How does the quality of my data affect any potential data mining project?
Poor data quality can reduce the predictive accuracy of a model. It can, in the extreme, prevent model development entirely.
I’m not sure where all my data is. Where is data most commonly stored?
In the sock drawer. Seriously, in an ideal world all data is stored in a data warehouse. More commonly, it comes from spreadmarts – an Excel spreadsheet from Bob in finance; another one from Jill in media planning; a CSV from some legacy mainframe application; and three external SaaS applications that two different guys in sales bought because they saw them in an airline magazine.
What are the most overlooked and under-appreciated aspects of data mining?
Data mining doesn’t require big data. That is, you don’t need millions of customer records to take advantage of the power of machine learning techniques. Monthly marketing spending and sales data over at least three years can produce very useful models to improve the effectiveness of your marketing dollars.
How are outside variables (weather, MCSI, etc.) incorporated into a data mining project? How is the impact of outside variables measured alongside of internal marketing variables?
External variables are included at the same observation frequency (typically monthly) as data is provided. The machine learning tools include these features while constructing the candidate models and determine if any of them are contributing the predictive accuracy of the model. If they are contributing, they are included in the model. If not, they aren’t. They are not treated differently.
Does it matter how many variables are in a data mining project? How does this affect time, cost, etc.?
There is a limit based on the number of features mining tools can handle (varies by tool). The number of features is reduced through “feature selection” – an iterative process that looks for features that tell the same story (for example, temperature reported in Celsius and Fahrenheit – the second copy doesn’t add information to the model they tell the same story but in different units) or are highly correlated. Only one copy of such a group of features is carried into the modeling phase.
Additional features that are not in analytic-ready (one record per observation period, with a variable being an additional column in said record) add to extract, transform and load time.
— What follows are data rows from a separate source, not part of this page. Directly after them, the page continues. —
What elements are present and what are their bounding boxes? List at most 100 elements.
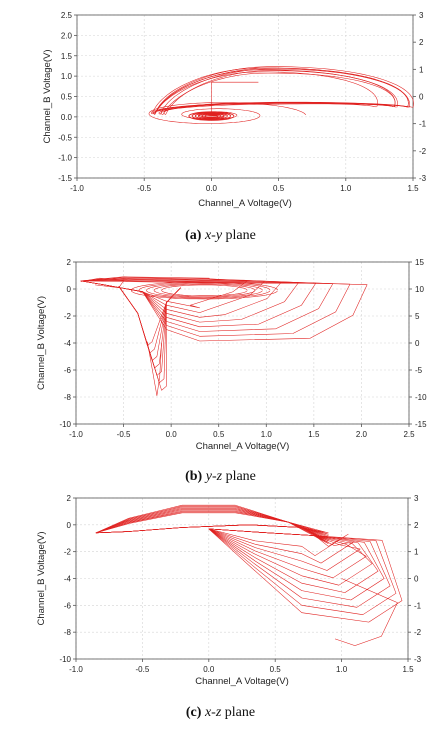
y-tick-label: -10 — [59, 420, 71, 429]
y2-tick-label: 1 — [419, 65, 424, 74]
x-axis-label: Channel_A Voltage(V) — [196, 441, 289, 452]
trajectory-curve — [153, 283, 256, 297]
y2-tick-label: 1 — [414, 548, 419, 557]
trajectory — [80, 276, 368, 396]
trajectory-curve — [146, 283, 263, 298]
x-tick-label: -0.5 — [136, 665, 150, 674]
x-tick-label: 0.0 — [203, 665, 215, 674]
y-tick-label: -1.5 — [58, 174, 72, 183]
y-tick-label: -2 — [64, 312, 72, 321]
y-axis-label: Channel_B Voltage(V) — [36, 531, 47, 625]
y2-tick-label: 15 — [415, 258, 424, 267]
y2-tick-label: 0 — [414, 575, 419, 584]
x-tick-label: 2.0 — [356, 430, 368, 439]
y-tick-label: -1.0 — [58, 154, 72, 163]
x-axis-label: Channel_A Voltage(V) — [195, 676, 288, 687]
trajectory-curve — [147, 341, 162, 396]
y-tick-label: -8 — [64, 393, 72, 402]
grid — [76, 14, 414, 179]
caption-plane: y-z — [205, 469, 223, 484]
y2-tick-label: 3 — [419, 11, 424, 20]
x-tick-label: 0.5 — [270, 665, 282, 674]
chart-panel-yz: -1.0 -0.5 0.0 0.5 1.0 1.5 2.0 2.5 -10 -8 -6 -4 -2 0 2 -… — [36, 258, 427, 452]
y2-tick-label: -3 — [419, 174, 427, 183]
y2-tick-label: 10 — [415, 285, 424, 294]
caption-label: (a) — [185, 228, 202, 243]
trajectory-curve — [201, 113, 222, 119]
y2-tick-label: 0 — [419, 93, 424, 102]
x-tick-label: 0.0 — [206, 184, 218, 193]
y-axis-label: Channel_B Voltage(V) — [36, 296, 47, 390]
x-tick-label: 0.5 — [273, 184, 285, 193]
y-tick-label: 2 — [67, 258, 72, 267]
trajectory-curve — [118, 286, 181, 391]
trajectory-curve — [208, 528, 403, 623]
x-tick-label: 1.5 — [402, 665, 414, 674]
x-tick-label: 1.5 — [308, 430, 320, 439]
trajectory-curve — [160, 72, 396, 115]
trajectory-curve — [138, 282, 271, 299]
caption-label: (c) — [185, 705, 202, 720]
trajectory-curve — [194, 112, 228, 120]
caption-plane: x-z — [204, 705, 222, 720]
y2-tick-label: -1 — [419, 120, 427, 129]
y-tick-label: 0.0 — [61, 113, 73, 122]
trajectory-curve — [208, 528, 367, 579]
y-tick-label: 1.0 — [61, 72, 73, 81]
y-tick-label: 2 — [67, 494, 72, 503]
x-tick-label: -0.5 — [117, 430, 131, 439]
caption-xz: (c) x-z plane — [0, 705, 441, 721]
y-tick-label: -4 — [64, 339, 72, 348]
y-tick-label: 0 — [67, 285, 72, 294]
x-tick-label: 1.5 — [407, 184, 419, 193]
y2-tick-label: 2 — [419, 38, 424, 47]
x-tick-label: 1.0 — [336, 665, 348, 674]
caption-xy: (a) x-y plane — [0, 228, 441, 244]
x-tick-label: 0.0 — [166, 430, 178, 439]
y2-tick-label: -15 — [415, 420, 427, 429]
y-tick-label: 0 — [67, 521, 72, 530]
x-tick-label: 1.0 — [261, 430, 273, 439]
x-tick-label: -1.0 — [70, 184, 84, 193]
y2-tick-label: 3 — [414, 494, 419, 503]
y2-tick-label: -2 — [414, 628, 422, 637]
y2-tick-label: -1 — [414, 601, 422, 610]
trajectory-curve — [80, 277, 124, 288]
y2-tick-label: -10 — [415, 393, 427, 402]
trajectory-curve — [198, 113, 225, 119]
y2-tick-label: -3 — [414, 655, 422, 664]
x-tick-label: -1.0 — [69, 665, 83, 674]
chart-panel-xz: -1.0 -0.5 0.0 0.5 1.0 1.5-10-8-6-4-202-3-2-10… — [36, 494, 422, 687]
trajectory-curve — [211, 81, 259, 115]
y-tick-label: 1.5 — [61, 52, 73, 61]
x-tick-label: 1.0 — [340, 184, 352, 193]
x-tick-label: -1.0 — [69, 430, 83, 439]
y-tick-label: -10 — [59, 655, 71, 664]
x-tick-label: 2.5 — [403, 430, 415, 439]
trajectory-curve — [153, 67, 409, 115]
y-axis-label: Channel_B Voltage(V) — [42, 49, 53, 143]
y2-tick-label: 0 — [415, 339, 420, 348]
y-tick-label: -2 — [64, 548, 72, 557]
trajectory-curve — [208, 528, 391, 608]
y-tick-label: 0.5 — [61, 93, 73, 102]
trajectory-curve — [334, 578, 398, 646]
y-tick-label: -8 — [64, 628, 72, 637]
y-tick-label: -6 — [64, 366, 72, 375]
trajectory-curve — [161, 284, 248, 296]
y-tick-label: 2.0 — [61, 31, 73, 40]
trajectory-curve — [188, 111, 235, 121]
caption-plane: x-y — [204, 228, 223, 243]
trajectory-curve — [208, 528, 355, 564]
x-tick-label: -0.5 — [137, 184, 151, 193]
caption-label: (b) — [185, 469, 203, 484]
trajectory — [95, 504, 403, 646]
trajectory-curve — [191, 111, 232, 121]
y2-tick-label: 5 — [415, 312, 420, 321]
caption-suffix: plane — [224, 705, 256, 720]
y-tick-label: 2.5 — [61, 11, 73, 20]
chart-panel-xy: -1.0 -0.5 0.0 0.5 1.0 1.5-1.5-1.0-0.50.00.51.… — [42, 11, 427, 209]
trajectory-curve — [130, 281, 278, 300]
x-tick-label: 0.5 — [213, 430, 225, 439]
x-axis-label: Channel_A Voltage(V) — [198, 198, 291, 209]
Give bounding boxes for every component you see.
This can be expensive if the data requires significant work to get it into an analytic-ready format.
10. What’s the first step in every data mining project?
The first step is to understand the business problem being solved. If this step is ignored or given short shrift, one ends up with a very good answer to the wrong question.
11. What is typically the client’s role in a data mining project? What things fall on the client?
Defining the business problem; providing data only the client can provide; (to the extent possible and/or desired) delivering client data in an analytic-ready format; reviewing data during ETL to help make sure the process didn’t introduce errors; and reviewing candidate model(s) to see if they make sense.
12. What steps are taken to make sure the data model delivered is the most accurate model?
Interestingly, we tend to ignore “the most accurate model” as these tend to be precisely wrong rather than generally accurate. That is, they can suffer from “over fitting.” Rather, we look for candidate models that: make sense; are explainable, simple and have good accuracy; and are biased in the way that best suits a client’s needs. For example, it’s better to have a model that includes some false positives when sending direct mail advertising pieces than to have false negatives. In this case, you spend a few extra cents per piece to people who won’t respond rather than not send to people who would respond and generate revenue.